Joyce was a Christian and accepted Jesus Christ as her Lord and Savior at a very young age. She lived a devoted, humble, and proud life based on her teachings and upbringing in Wachapreague, Virginia. Born on the Eastern Shore of Virginia, Joyce was the second child born to James, III and Drucilla Bailey Burton. Her older brother Clifton, passed away in infancy, but he was never forgotten by Joyce. She named her youngest son after his uncle in heaven.
Educated at Burton’s School and Mary N. Smith High School, Joyce became a talented typist and this led to an impressive career as a secretary and administrative assistant. She was employed by the Talbot County Public School system for over 30 years to which she brought her experiences working for a state government office and various corporate companies throughout the 1960’s and 70’s.
In addition to her skills as a typist, Joyce was an accomplished pianist, and she could sing. Never one to offer her services, she was often asked to play the piano for services or sing a solo, which she did beautifully but always requiring some encouragement. She never disappointed and delighted many with her musical gifts and her beautiful singing voice.
Continuing in her love of the Lord and dedication to the church, in 1958 Joyce married a young pastor to become the first lady of several congregations within the United Methodist Church’s Eastern Shore conference. Motherhood quickly followed and, in the end, she had four adoring children – three sons and a daughter. She faced the challenges and joys of being a wife, mother, first lady, and working outside the home without hesitation. This was not an easy feat in the 1960’s and 70’s; therefore, it is no surprise that she became an example to the many young women that she would encountered. Her grace, kindness, and beauty were gifts she never took for granted, as can be attested to by her humbleness.

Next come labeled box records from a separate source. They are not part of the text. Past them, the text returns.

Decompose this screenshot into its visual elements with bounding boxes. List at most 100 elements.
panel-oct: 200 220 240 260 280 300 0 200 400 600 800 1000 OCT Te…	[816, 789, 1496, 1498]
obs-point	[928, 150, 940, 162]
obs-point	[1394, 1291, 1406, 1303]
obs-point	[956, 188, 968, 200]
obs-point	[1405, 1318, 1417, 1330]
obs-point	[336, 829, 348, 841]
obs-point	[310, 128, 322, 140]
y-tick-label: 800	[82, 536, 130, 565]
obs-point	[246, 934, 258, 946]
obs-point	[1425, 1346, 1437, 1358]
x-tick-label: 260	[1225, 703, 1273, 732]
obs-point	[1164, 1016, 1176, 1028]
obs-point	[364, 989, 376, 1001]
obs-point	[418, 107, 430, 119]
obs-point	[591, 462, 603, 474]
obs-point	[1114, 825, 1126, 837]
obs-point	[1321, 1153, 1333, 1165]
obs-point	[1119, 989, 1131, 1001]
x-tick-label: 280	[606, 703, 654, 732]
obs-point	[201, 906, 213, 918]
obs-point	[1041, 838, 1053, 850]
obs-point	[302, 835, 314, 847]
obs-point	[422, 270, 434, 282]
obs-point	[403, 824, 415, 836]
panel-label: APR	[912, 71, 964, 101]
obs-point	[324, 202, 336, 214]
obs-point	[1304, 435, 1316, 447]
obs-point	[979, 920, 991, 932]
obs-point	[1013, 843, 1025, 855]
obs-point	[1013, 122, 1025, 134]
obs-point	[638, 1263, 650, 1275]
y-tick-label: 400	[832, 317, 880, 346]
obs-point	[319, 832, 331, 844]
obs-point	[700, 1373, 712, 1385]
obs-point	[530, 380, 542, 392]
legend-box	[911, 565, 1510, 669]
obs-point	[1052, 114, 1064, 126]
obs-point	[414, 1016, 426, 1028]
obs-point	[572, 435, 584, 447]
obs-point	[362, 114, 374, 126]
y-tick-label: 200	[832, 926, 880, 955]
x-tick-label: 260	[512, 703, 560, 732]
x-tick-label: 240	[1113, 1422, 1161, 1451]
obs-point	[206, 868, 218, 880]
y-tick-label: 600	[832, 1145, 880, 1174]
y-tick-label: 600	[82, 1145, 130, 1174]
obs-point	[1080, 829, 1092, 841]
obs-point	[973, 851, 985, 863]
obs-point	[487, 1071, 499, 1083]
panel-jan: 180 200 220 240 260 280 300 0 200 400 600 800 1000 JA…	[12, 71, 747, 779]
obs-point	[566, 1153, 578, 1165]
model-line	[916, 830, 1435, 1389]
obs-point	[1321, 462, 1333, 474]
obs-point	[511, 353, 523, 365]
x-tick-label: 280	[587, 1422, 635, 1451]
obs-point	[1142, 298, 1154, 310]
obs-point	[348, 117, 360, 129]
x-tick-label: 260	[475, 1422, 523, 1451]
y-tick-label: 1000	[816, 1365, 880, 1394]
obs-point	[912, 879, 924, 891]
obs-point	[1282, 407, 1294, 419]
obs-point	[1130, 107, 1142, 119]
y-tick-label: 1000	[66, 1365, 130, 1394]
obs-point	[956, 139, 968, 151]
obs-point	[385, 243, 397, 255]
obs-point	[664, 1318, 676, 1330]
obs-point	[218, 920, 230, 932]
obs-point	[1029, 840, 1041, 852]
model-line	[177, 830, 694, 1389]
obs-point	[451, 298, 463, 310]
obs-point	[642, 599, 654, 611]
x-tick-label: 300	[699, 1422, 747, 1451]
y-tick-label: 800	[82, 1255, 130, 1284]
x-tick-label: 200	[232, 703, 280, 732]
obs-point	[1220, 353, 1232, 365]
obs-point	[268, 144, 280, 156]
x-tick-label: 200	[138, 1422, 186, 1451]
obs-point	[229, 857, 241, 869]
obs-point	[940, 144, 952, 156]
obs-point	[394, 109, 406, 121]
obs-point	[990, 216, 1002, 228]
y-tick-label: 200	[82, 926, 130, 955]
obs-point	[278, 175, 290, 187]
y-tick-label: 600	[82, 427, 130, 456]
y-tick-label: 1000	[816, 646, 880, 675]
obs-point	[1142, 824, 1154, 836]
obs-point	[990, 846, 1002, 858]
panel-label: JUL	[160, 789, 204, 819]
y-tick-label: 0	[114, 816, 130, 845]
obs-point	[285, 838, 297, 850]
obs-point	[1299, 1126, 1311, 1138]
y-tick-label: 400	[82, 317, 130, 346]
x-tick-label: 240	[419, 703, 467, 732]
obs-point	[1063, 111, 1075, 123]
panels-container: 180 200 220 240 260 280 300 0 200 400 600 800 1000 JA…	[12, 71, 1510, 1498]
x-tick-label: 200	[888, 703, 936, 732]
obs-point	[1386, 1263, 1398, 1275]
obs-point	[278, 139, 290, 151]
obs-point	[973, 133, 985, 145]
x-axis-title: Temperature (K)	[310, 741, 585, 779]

In 1992, Joyce married James ‘Jimmy’ Cornish and at the time of her passing, they were just a few months away from their 30th wedding anniversary. Together they formed a life of service and community involvement to include membership in their church, civic clubs, and various organizations. She remained an active member of the United Methodist Church and Women’s Associations, sang in the gospel choir, worked to feed her fellow community members through the church, prepared church bulletins, and served on the custodial staff of the church they attended together for over 20 years. She was fondly referred to as ‘Matilda’ by family members in love and jest.
Joyce’s lifetime passions included: gardening, thrift shopping, crafting, traveling, and playing the piano.
To mourn her passing, Joyce leaves her husband, Jimmy Cornish from Cambridge, MD; sons, Frank W. Robinson, Jr. (Teresa) from Winnipeg, Canada, Lawrence Craig Robinson from Seaford, DE, and Gerald Clifton Robinson, Sr. (Donna) from Seaford, DE; and her daughter, Gwenette Robinson Murrell (Byron) from Orlando, FL. She is also survived by her sister, Reneta Burton Rogers from Rehoboth, DE; her brothers, James W. Burton, IV (Torann) from Chester, PA and Lawrence G. Burton, Sr. (Ida) from Rancho Santa Margarita, CA; sister-in-law, Sarah ‘Jean’ Ford (Glenn, Sr.) from Cambridge, MD; 14 grandchildren; 28 great grandchildren; 5 great, great-grandchildren; and a host of nieces, nephews, cousins, other relatives, friends, and caregivers.
In addition to her parents and baby brother, Joyce was preceded in death by her in-laws, Leila and George Cornish; sister-in-law, Frances Stewart; and stepdaughter, Gayle Benson.